Ingest the latest chunk_metrics_###.csv from runs/run_### and append rows to runs/image_run_log.csv using the existing CSV schema: run_n,det_shift_x_mm,det_shift_y_mm,indexed,wrmsd,next_dx_mm,next_dy_mm

This version groups rows by image-event sections so that new run entries are inserted into the correct section rather than all being appended at the end. If a section (image-event) doesn’t exist yet, it is created at the end.

Duplicates (identical run lines within a given section) are avoided.

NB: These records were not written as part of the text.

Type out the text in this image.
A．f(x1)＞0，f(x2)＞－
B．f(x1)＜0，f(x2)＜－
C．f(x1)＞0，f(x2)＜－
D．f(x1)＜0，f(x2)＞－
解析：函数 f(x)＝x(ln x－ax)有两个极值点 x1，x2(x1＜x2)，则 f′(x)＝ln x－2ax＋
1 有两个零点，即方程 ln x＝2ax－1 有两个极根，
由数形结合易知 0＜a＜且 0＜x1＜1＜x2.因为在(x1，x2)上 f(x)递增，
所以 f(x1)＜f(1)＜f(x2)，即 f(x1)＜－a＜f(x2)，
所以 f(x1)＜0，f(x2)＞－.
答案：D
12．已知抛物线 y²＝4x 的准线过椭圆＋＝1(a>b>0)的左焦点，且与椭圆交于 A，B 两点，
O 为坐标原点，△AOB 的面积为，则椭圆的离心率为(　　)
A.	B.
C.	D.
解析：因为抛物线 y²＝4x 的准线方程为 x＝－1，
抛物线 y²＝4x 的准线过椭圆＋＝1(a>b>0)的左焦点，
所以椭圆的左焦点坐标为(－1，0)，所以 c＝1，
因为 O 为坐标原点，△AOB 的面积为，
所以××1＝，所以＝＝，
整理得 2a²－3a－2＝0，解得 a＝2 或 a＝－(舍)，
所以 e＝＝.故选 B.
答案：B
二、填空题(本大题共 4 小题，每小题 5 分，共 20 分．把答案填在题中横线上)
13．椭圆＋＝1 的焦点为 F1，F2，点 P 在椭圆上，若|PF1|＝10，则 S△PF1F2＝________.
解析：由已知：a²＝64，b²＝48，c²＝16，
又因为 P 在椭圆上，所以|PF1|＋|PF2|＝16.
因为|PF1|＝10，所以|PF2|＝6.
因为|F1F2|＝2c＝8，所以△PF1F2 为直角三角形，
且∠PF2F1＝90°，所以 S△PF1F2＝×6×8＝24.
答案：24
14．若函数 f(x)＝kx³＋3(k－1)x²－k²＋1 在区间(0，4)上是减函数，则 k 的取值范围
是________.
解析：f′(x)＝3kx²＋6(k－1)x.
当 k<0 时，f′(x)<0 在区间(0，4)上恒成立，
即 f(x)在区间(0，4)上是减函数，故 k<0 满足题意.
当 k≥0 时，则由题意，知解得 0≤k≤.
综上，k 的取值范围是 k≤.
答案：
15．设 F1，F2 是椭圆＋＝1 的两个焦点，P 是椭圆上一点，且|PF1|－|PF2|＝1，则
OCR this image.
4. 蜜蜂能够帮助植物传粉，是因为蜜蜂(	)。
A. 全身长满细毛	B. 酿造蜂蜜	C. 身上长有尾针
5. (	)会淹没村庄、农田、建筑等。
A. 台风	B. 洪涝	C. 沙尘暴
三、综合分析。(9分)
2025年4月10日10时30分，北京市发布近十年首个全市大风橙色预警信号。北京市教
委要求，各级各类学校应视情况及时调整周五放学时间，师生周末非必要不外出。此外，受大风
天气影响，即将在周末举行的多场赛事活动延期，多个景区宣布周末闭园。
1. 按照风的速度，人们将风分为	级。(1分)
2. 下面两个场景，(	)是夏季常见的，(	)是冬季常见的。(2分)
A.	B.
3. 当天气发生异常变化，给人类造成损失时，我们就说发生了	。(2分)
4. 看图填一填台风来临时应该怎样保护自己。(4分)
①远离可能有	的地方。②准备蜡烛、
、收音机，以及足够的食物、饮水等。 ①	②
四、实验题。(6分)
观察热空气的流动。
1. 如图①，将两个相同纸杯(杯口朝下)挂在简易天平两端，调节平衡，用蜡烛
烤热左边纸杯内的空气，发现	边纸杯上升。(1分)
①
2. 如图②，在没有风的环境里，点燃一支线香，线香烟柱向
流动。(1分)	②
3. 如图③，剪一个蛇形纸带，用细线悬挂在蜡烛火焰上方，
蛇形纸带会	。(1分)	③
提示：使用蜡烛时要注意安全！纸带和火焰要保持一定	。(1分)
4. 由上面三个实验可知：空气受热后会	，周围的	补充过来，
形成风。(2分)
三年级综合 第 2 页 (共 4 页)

Ingest the latest chunk_metrics_###.csv from runs/run_### and append rows to runs/image_run_log.csv using the existing CSV schema: run_n,det_shift_x_mm,det_shift_y_mm,indexed,wrmsd,next_dx_mm,next_dy_mm,next_reason

Here:
  • indexed = ever-indexed sticky flag:

    0 → this event has never had a successful indexing (finite wRMSD) 1 → at least one run for this event has had a finite wRMSD

  • wrmsd = per-run wRMSD value (blank if no wRMSD for that run)

This version groups rows by image-event sections so that new run entries are inserted into the correct section rather than all being appended at the end.

Notes

  • Section headers are lines of the form: “#/abs/path/to/file.h5 event 123”

  • The CSV has a single header line at the very top.

  • “next_*” fields are intentionally left blank; a follow-up script will fill them.

coseda.ici.update_image_run_log_grouped.main(argv=None)[source]
Return type:

int

coseda.ici.update_image_run_log_grouped.resolve_real_source(h5_path)[source]

Return the real HDF5 path if images dataset is an ExternalLink; else the input path.

Parameters:

h5_path (str)

Return type:

str

Module contents

ICI orchestration helpers and scripts.